(CNN) –– Orchids are often considered beautiful, delicate and colorful, but one of their recently identified species listed as “the ugliest orchids in the world” might change your mind.
ORCHID Gastrodia agnicellus –– which rightly received the title of “the ugliest in the world” –– is one of the plants and mushrooms recently discovered this year. This was announced by researchers at the Royal Botanical Gardens of Kew (RBG, for its acronym in English).
The “ugly orchid of the world” found in Madagascar is leafless and grows from a woolly, tuberous stem. Moreover, it spends most of its life underground, emerging only to flower or bear fruit.
The beauty is in the eye of the beholder, Johan Hermans, the orchid researcher behind the discovery, told CNN on Thursday.
However, he acknowledged: “It’s not very appealing, I have to say. It has a fleshy appearance, red on the inside and brown on the outside. ‘
“I saw her for the first time in the seedling. A few years later we returned and searched the same area, trying to find a brown flower in the brown bedding. And I finally found it, ”said Hermans, an honorary research associate at RBG Kew.
“It was somewhat hidden at the base of the tree and you had to remove the leaves to find out where the plant was,” he added.
The researchers thought that the strange-looking plant could smell of rotten meat, as is usual with some orchids pollinated with flies. But instead, the orchid surprised them with a “beautiful, citrus, rose scent,” Hermans said.
«This orchid has an amazing life cycle. It has a woolly tuber on the ground, without leaves, and the flower appears easily under the bedding, “he said.

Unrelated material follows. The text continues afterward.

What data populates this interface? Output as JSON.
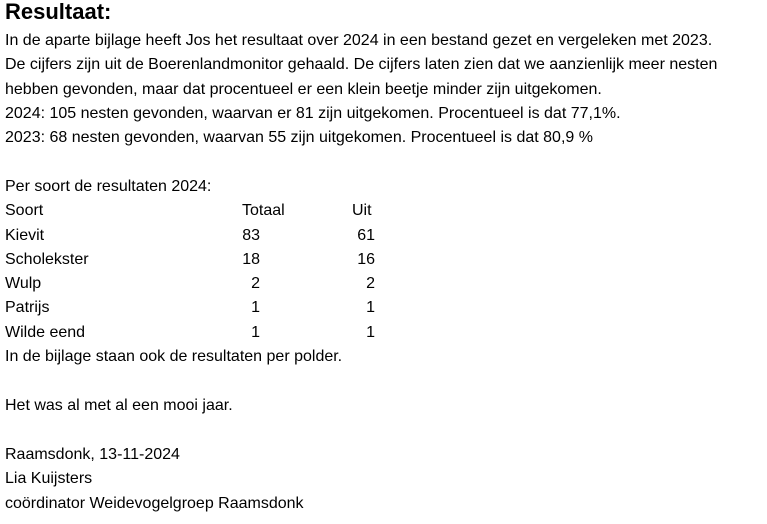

«It opens only a little, is fertilized and the seed bears fruit. And, in fact, it grows over a fairly long point about 8 cm high. Then the seed is opened and distributed.
About 156 plants and fungi from around the world were found and officially named by RBG Kew and its partners in 2020. Among them, a scaly-leafed shrub from southern Namibia, a relative of blueberries found in New Guinea and a new hibiscus variety in Australia.

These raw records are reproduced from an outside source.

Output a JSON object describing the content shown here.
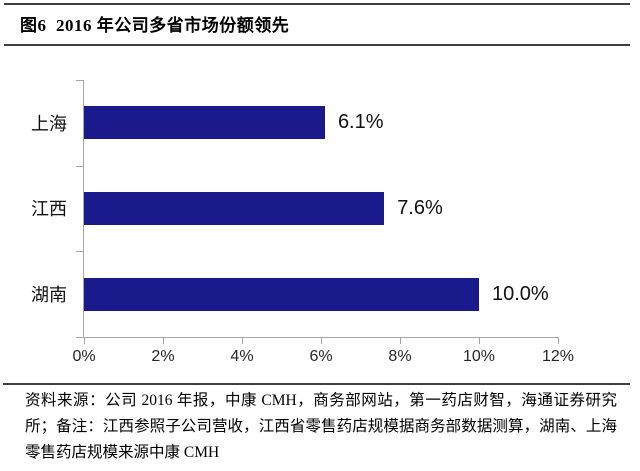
{
  "figure": {
    "title": "图6  2016 年公司多省市场份额领先"
  },
  "chart_data": {
    "type": "bar",
    "orientation": "horizontal",
    "title": "2016 年公司多省市场份额领先",
    "categories": [
      "上海",
      "江西",
      "湖南"
    ],
    "values": [
      6.1,
      7.6,
      10.0
    ],
    "value_labels": [
      "6.1%",
      "7.6%",
      "10.0%"
    ],
    "x_ticks": [
      "0%",
      "2%",
      "4%",
      "6%",
      "8%",
      "10%",
      "12%"
    ],
    "xlim": [
      0,
      12
    ],
    "xlabel": "",
    "ylabel": "",
    "grid": "off",
    "legend": "none",
    "bar_color": "#1a1a8c",
    "axis_color": "#a6a6a6"
  },
  "footer": {
    "source_text": "资料来源：公司 2016 年报，中康 CMH，商务部网站，第一药店财智，海通证券研究所；备注：江西参照子公司营收，江西省零售药店规模据商务部数据测算，湖南、上海零售药店规模来源中康 CMH"
  }
}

But many of these plants are already in danger of extinction due to threats to their habitats, RBG Kew warned on Thursday.
About 40 percent of the world’s plant species are threatened with extinction, RBG Kew said earlier this year. This is due to the annihilation caused by rising deforestation rates, global emissions and climate change. So are the threats posed by new pathogens and non-native species and the illegal trade in plants.
A sixth mass extinction is taking place, caused by humans, and experts say it is happening faster than expected.
One million of the planet’s eight million species are threatened with extinction by humans, a UN committee warned last year. He added that a “transformative change” is needed to save the planet.